◎「かま(釜)」

「かまあわ(竈泡)」。「あわ」の子音は退化した。「かま」はこれだけで「かまど(竈)」(というよりも「へっつい(竈:煮炊き用の容器が設置される装置)」を意味します。その「かまあわ(竈泡)→かま」は、その「かま(竈)」が泡(あわ)を吹いているような状態になるもの、の意。これは米の炊飯による、その過程の沸騰によって吹き出る泡です。この表現が、それをもたらすもの、米を炊くこと専用の器具をあらわした。漢字表記はほとんどが「釜」。きわめて稀な例外として「鍋」もあります。形態は、金属製の、底の丸い容器形ですが、竈(へっつい)穴に安定してしかけるために周囲に鍔(つば)がつき「はがま(羽釜)」になり、内部の圧力を高めるために分厚い木製の蓋も置かれます。茶の湯では湯を沸かす道具を「かま」といいます。これは、「かなへ」では名称が無味乾燥で面白みがなく、「なべ」では何かを料理し食うかのようだから、ということでしょう。

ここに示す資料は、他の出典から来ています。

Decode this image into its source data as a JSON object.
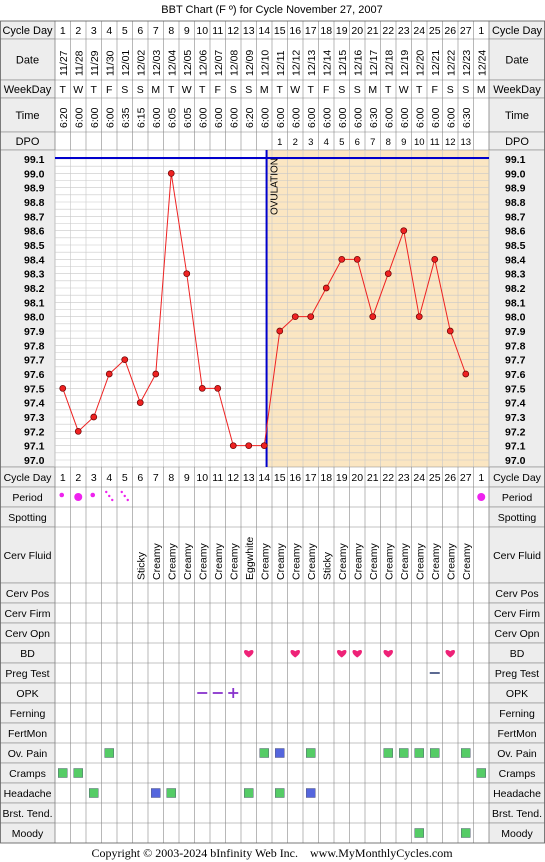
{
  "title": "BBT Chart (F º) for Cycle November 27, 2007",
  "footer": "Copyright © 2003-2024 bInfinity Web Inc.    www.MyMonthlyCycles.com",
  "ovulation_label": "OVULATION",
  "row_labels": {
    "cycle_day": "Cycle Day",
    "date": "Date",
    "weekday": "WeekDay",
    "time": "Time",
    "dpo": "DPO",
    "period": "Period",
    "spotting": "Spotting",
    "cerv_fluid": "Cerv Fluid",
    "cerv_pos": "Cerv Pos",
    "cerv_firm": "Cerv Firm",
    "cerv_opn": "Cerv Opn",
    "bd": "BD",
    "preg_test": "Preg Test",
    "opk": "OPK",
    "ferning": "Ferning",
    "fertmon": "FertMon",
    "ov_pain": "Ov. Pain",
    "cramps": "Cramps",
    "headache": "Headache",
    "brst_tend": "Brst. Tend.",
    "moody": "Moody"
  },
  "colors": {
    "line": "#ee2222",
    "point": "#ee2222",
    "ovulation_line": "#0000cc",
    "luteal_bg": "#fbe6c2",
    "follicular_bg": "#ffffff",
    "grid": "#c8c8c8",
    "header_bg": "#ededed",
    "period_dot": "#ee22ee",
    "heart": "#ee2277",
    "green_box": "#55cc66",
    "blue_box": "#5566dd",
    "opk": "#8833cc"
  },
  "chart_data": {
    "type": "line",
    "title": "BBT Chart (F º) for Cycle November 27, 2007",
    "ylim": [
      97.0,
      99.1
    ],
    "yticks": [
      "99.1",
      "99.0",
      "98.9",
      "98.8",
      "98.7",
      "98.6",
      "98.5",
      "98.4",
      "98.3",
      "98.2",
      "98.1",
      "98.0",
      "97.9",
      "97.8",
      "97.7",
      "97.6",
      "97.5",
      "97.4",
      "97.3",
      "97.2",
      "97.1",
      "97.0"
    ],
    "cycle_days": [
      "1",
      "2",
      "3",
      "4",
      "5",
      "6",
      "7",
      "8",
      "9",
      "10",
      "11",
      "12",
      "13",
      "14",
      "15",
      "16",
      "17",
      "18",
      "19",
      "20",
      "21",
      "22",
      "23",
      "24",
      "25",
      "26",
      "27",
      "1"
    ],
    "dates": [
      "11/27",
      "11/28",
      "11/29",
      "11/30",
      "12/01",
      "12/02",
      "12/03",
      "12/04",
      "12/05",
      "12/06",
      "12/07",
      "12/08",
      "12/09",
      "12/10",
      "12/11",
      "12/12",
      "12/13",
      "12/14",
      "12/15",
      "12/16",
      "12/17",
      "12/18",
      "12/19",
      "12/20",
      "12/21",
      "12/22",
      "12/23",
      "12/24"
    ],
    "weekdays": [
      "T",
      "W",
      "T",
      "F",
      "S",
      "S",
      "M",
      "T",
      "W",
      "T",
      "F",
      "S",
      "S",
      "M",
      "T",
      "W",
      "T",
      "F",
      "S",
      "S",
      "M",
      "T",
      "W",
      "T",
      "F",
      "S",
      "S",
      "M"
    ],
    "times": [
      "6:20",
      "6:00",
      "6:00",
      "6:00",
      "6:35",
      "6:15",
      "6:00",
      "6:05",
      "6:05",
      "6:00",
      "6:00",
      "6:00",
      "6:20",
      "6:00",
      "6:00",
      "6:00",
      "6:00",
      "6:00",
      "6:00",
      "6:00",
      "6:30",
      "6:00",
      "6:00",
      "6:00",
      "6:00",
      "6:00",
      "6:30",
      ""
    ],
    "dpo": [
      "",
      "",
      "",
      "",
      "",
      "",
      "",
      "",
      "",
      "",
      "",
      "",
      "",
      "",
      "1",
      "2",
      "3",
      "4",
      "5",
      "6",
      "7",
      "8",
      "9",
      "10",
      "11",
      "12",
      "13",
      ""
    ],
    "temps": [
      97.5,
      97.2,
      97.3,
      97.6,
      97.7,
      97.4,
      97.6,
      99.0,
      98.3,
      97.5,
      97.5,
      97.1,
      97.1,
      97.1,
      97.9,
      98.0,
      98.0,
      98.2,
      98.4,
      98.4,
      98.0,
      98.3,
      98.6,
      98.0,
      98.4,
      97.9,
      97.6,
      null
    ],
    "coverline": 99.1,
    "ovulation_after_day_index": 13,
    "period": [
      "dot-small",
      "dot-big",
      "dot-small",
      "dots",
      "dots",
      "",
      "",
      "",
      "",
      "",
      "",
      "",
      "",
      "",
      "",
      "",
      "",
      "",
      "",
      "",
      "",
      "",
      "",
      "",
      "",
      "",
      "",
      "dot-big"
    ],
    "cerv_fluid": [
      "",
      "",
      "",
      "",
      "",
      "Sticky",
      "Creamy",
      "Creamy",
      "Creamy",
      "Creamy",
      "Creamy",
      "Creamy",
      "Eggwhite",
      "Creamy",
      "Creamy",
      "Creamy",
      "Creamy",
      "Sticky",
      "Creamy",
      "Creamy",
      "Creamy",
      "Creamy",
      "Creamy",
      "Creamy",
      "Creamy",
      "Creamy",
      "Creamy",
      ""
    ],
    "bd": [
      13,
      16,
      19,
      20,
      22,
      26
    ],
    "preg_test": [
      25
    ],
    "opk": [
      {
        "day": 10,
        "symbol": "–"
      },
      {
        "day": 11,
        "symbol": "–"
      },
      {
        "day": 12,
        "symbol": "+"
      }
    ],
    "ov_pain": [
      {
        "day": 4,
        "color": "green"
      },
      {
        "day": 14,
        "color": "green"
      },
      {
        "day": 15,
        "color": "blue"
      },
      {
        "day": 17,
        "color": "green"
      },
      {
        "day": 22,
        "color": "green"
      },
      {
        "day": 23,
        "color": "green"
      },
      {
        "day": 24,
        "color": "green"
      },
      {
        "day": 25,
        "color": "green"
      },
      {
        "day": 27,
        "color": "green"
      }
    ],
    "cramps": [
      {
        "day": 1,
        "color": "green"
      },
      {
        "day": 2,
        "color": "green"
      },
      {
        "day": 28,
        "color": "green"
      }
    ],
    "headache": [
      {
        "day": 3,
        "color": "green"
      },
      {
        "day": 7,
        "color": "blue"
      },
      {
        "day": 8,
        "color": "green"
      },
      {
        "day": 13,
        "color": "green"
      },
      {
        "day": 15,
        "color": "green"
      },
      {
        "day": 17,
        "color": "blue"
      }
    ],
    "moody": [
      {
        "day": 24,
        "color": "green"
      },
      {
        "day": 27,
        "color": "green"
      }
    ]
  }
}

「釜 フ カナヘ カマ 鍋 クヮ 同」(『色葉字類抄』(1200年多少前頃):「フ」と「クヮ」はそれぞれ漢字の音(オン)を書いたもの)。

「釡 …和名賀奈閉(かなへ) 一云末路賀奈倍(まろがなへ)」(『和名類聚鈔』(930年代))、「釜 …カナヘ 一云 マロガナヘ 飯釜 カシクカナヘ」(『類聚名義抄』(1100年頃))、この『和名類聚鈔』と『類聚名義抄』の「釜」の項には和名「かま」や「カマ」の読みはありません。『類聚名義抄』にいう「かしくかなへ(炊く金器)」が実質的に「かま(釜)」です。つまり、『類聚名義抄』の頃は、実質的に釜(かま)はありましたが、「かま」という呼称は決定的に一般化はしていなかったのかもしれません。ちなみに、古代では米は玄米のまま蒸していました(自然の成り行きとして、煮たりもしたでしょうけれど)。また、「秔 …志良介米 又 米志良久 又 奴加」(『新撰字鏡』:「志良久(しらく)」は「白(しら)く」であり、(玄米を)精米すること。「秔」の音(オン)は「カウ」)、「粳 …志良介米」(『新撰字鏡』)、こういったことが書かれているわけですから、だいたい900年ころには精米も行われています(ただし、一般的に人々がそうやって米を食べていたというわけではありません)。

ちなみに、『更級日記』(1060年ごろ成立)に「心もしらぬ人をやどしたてまつりて(心も知らぬ人を家に泊めて)、かまばしもひきぬかれなば、いかにすべきぞと思て」という一文があり、この「かまばし」は一般に「釜箸(かまばし)」とされていますが、これは「竈箸(かまばし)」でしょう。火箸のようなもの。釜(かま)の箸(はし)という表現は奇妙です。

 

◎「かまど(竈)」

「かまと(竈処)」。「かま(竈)」は「あけやま(空け山)」。語頭の「あ」は退化し「けや」は「か」になった。「あけやま(空け山)→かま」は、内部を空虚にした山状のもの(装置)であり、上部と底部に穴があり、底部から燃料を入れ着火し、上部から発する熱を利用し、ほとんどは調理に用いる。語尾の「ど」は「と(処)」の濁音化であり、「と(処)」は空間局地的経験経過を表現し(→「と(処)」の項)、この「かま(竈)」は地上に地の一部であるかのように設置されており、「かまと(竈処)」は、竈(かま)たるそこ、竈(かま)たるそれ、の意になる。つまり、「かまと(竈処)」において、「あけやま(空け山)→かま(竈)」は局地的空間域を得、存在的権威となった。

「竈 …和名加万(かま) 炊㸑処也… 𫁑 …和名久度(くど) 竈後穿也」(『和名類聚鈔』)。

「竈 …カマ カマト」(『類聚名義抄』)。

「わがさまのいといらなく(みじめに)なりたるを思ひけるに、いとはしたなくて、(担っていた)芦(あし)もうち捨てて、走り逃げにけり。『しばし』と言はせけれど、人の家に逃げ入りて、竈(かま)の後方(しりへ)にかがまりてをりける」(『大和物語』:単に「かま」と言っている)。

「かまど(可麻度)には火気(ほけ)ふき立てず」(万892)。